Partiamo dal tuo romanzo La fine del cerchio: la Terra si sta risollevando da una catastrofe e ai bambini è affidato il compito della ricostruzione e della salvezza. Perché?
Perché sono i bambini a reinventare il mondo tutte le volte, a guardarlo con occhi nuovi. Perché l’uomo nuovo è un bambino nuovo.

Quali sono i problemi sociali che più ti preoccupano? E cosa ti dà fiducia nelle prossime generazioni?
L’egocentrismo e la cronica mancanza di attenzione all’altro, agli altri, alle cose degli altri che vedo prosperare, sia nelle vite individuali che nel lavoro – ma sto parlando di mondo adulto. Per contro, nelle scuole vedo e ascolto bambini e ragazzini sempre più consapevoli del fatto che il pianeta va salvaguardato e capaci di una naturale, istintiva integrazione di diversità.

“La televisione, per esempio, fu un enorme successo, tale da dover essere subito misurato, dosato”, scrivi. Qual è per te il ruolo dei mezzi di comunicazione di massa in generale nella società e in particolare nella formazione di un individuo?
I media sono utili se sono strumenti, il che vuol dire che bisogna imparare a usarli, che qualcuno ci deve spiegare come si fa, come non abusarne, come non crederli capaci di immenso potere. Ho la sensazione che troppo spesso i bambini siano lasciati soli con i media, che sono molto utili come forme d’intrattenimento, per riempire il tempo. È che spesso danno una visione distorta della realtà, perché sono facili da manipolare. E manipolando quelli si manipolano anche le persone.

“Bisognava tornare a scuola, quella vera, non quella del mare”: altra citazione da La fine del cerchio: cosa insegnano i libri in più rispetto all’esperienza diretta?
Quello del libro è un tempo lento di solitudine. Quello dell’esperienza è un tempo condiviso, di contatto e scambio con gli altri. Una cosa non si dà senza l’altra. Poi ciascuno per indole è più portato a privilegiare uno di questi due tempi, nella sua vita. Ma si accendono e si alimentano e si compensano a vicenda.

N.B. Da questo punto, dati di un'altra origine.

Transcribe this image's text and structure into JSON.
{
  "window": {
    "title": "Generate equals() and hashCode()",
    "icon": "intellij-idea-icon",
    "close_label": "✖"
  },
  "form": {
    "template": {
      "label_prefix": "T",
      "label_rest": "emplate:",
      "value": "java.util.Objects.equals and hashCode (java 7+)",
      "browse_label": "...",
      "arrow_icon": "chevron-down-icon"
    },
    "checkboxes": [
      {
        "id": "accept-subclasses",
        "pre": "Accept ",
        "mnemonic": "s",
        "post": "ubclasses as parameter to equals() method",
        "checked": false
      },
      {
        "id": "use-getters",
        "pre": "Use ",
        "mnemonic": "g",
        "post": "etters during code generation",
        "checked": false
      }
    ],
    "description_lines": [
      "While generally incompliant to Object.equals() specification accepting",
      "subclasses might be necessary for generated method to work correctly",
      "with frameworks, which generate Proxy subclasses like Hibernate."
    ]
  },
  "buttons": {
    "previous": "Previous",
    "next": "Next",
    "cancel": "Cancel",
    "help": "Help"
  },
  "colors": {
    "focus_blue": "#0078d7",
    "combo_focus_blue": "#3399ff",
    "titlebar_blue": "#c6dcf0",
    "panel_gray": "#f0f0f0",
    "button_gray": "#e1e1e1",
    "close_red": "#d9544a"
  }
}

Quali sono le analogie e le differenze che noti tra la tua infanzia e quella dei bimbi di oggi?
L’infanzia è un momento difficile, sempre. Si ha paura di non venire capiti, di non essere ascoltati. E spesso si è soli davanti a fatti che non si riescono a interpretare. Ma si cresce anche tentando le proprie interpretazioni, e questo non è cambiato. Oggi i bambini possono sapere più cose; hanno una miriade di storie, figure e libri a disposizione; i videogiochi creano mondi prodigiosi. In via teorica dovremmo veder crescere generazioni più immaginative anche davanti alla realtà.

Cos’è per te scrivere?
È entrare in uno spazio solitario in cui il senso del tempo è sospeso, perché conta solo il tempo della storia. È fatica, ricerca di nuove forme, nuovi modi di espressione. È un tempo che basta a se stesso e non ha bisogno di altro.

C’è una storia che sogni di raccontare? Perché non l’hai ancora fatto?
Molte, ma sono tutte lì, in forma di appunti, poche righe buttate giù senza troppo pensare. Se varrà la pena di raccontarle lo decideranno loro: una storia vuole essere raccontata, te lo chiede e basta, al momento giusto.

Se non fossi diventata una scrittrice cosa avresti voluto essere?
Forse avrei cercato di continuare a fare la giornalista, per raccontare le storie degli altri.

Dove si può trovare secondo te il senso a un lutto, una perdita? Tu ne parli, per esempio, in Si può. E come spiegare tutto questo a un bambino?
Francamente non lo so. Ho cercato di scrivere una storia che parla di quello che succede dopo. Il prima proprio non avrei potuto affrontarlo.

Che valore hanno per te la natura e gli animali?
Mi interessano, mi circondano, mi incuriosiscono, mi stupiscono. Non ne sono mai sazia.

Io non mi separo: famiglie “tradizionali” e “allargate”. Che consigli ti senti di dare?
Nessuno, per carità. Le famiglie allargate sono strani animali, tutti diversi, inclassificabili. Come le famiglie tradizionali, del resto. A volte assumono bizzarri equilibri che hanno un che di straordinario.

Che errori fanno gli adulti nei confronti dei bambini?
Li sottovalutano, sempre. Anche quando li mettono al centro del mondo come piccoli re li stanno sottovalutando.

Che percentuale di te è rimasta ancora bambina? Quale caratteristica, se c’è, hai perso, e vorresti ritrovare?
Credo di ricordarmi molto bene di me da bambina, e che molti dei moti di allora siano ancora vivi: lo sdegno puro davanti all’ingiustizia, il desiderio di riuscire ad aggiustare il mondo. Spero che mi sia rimasta e resti con me a lungo la voglia di credere che c’è sempre un meglio possibile.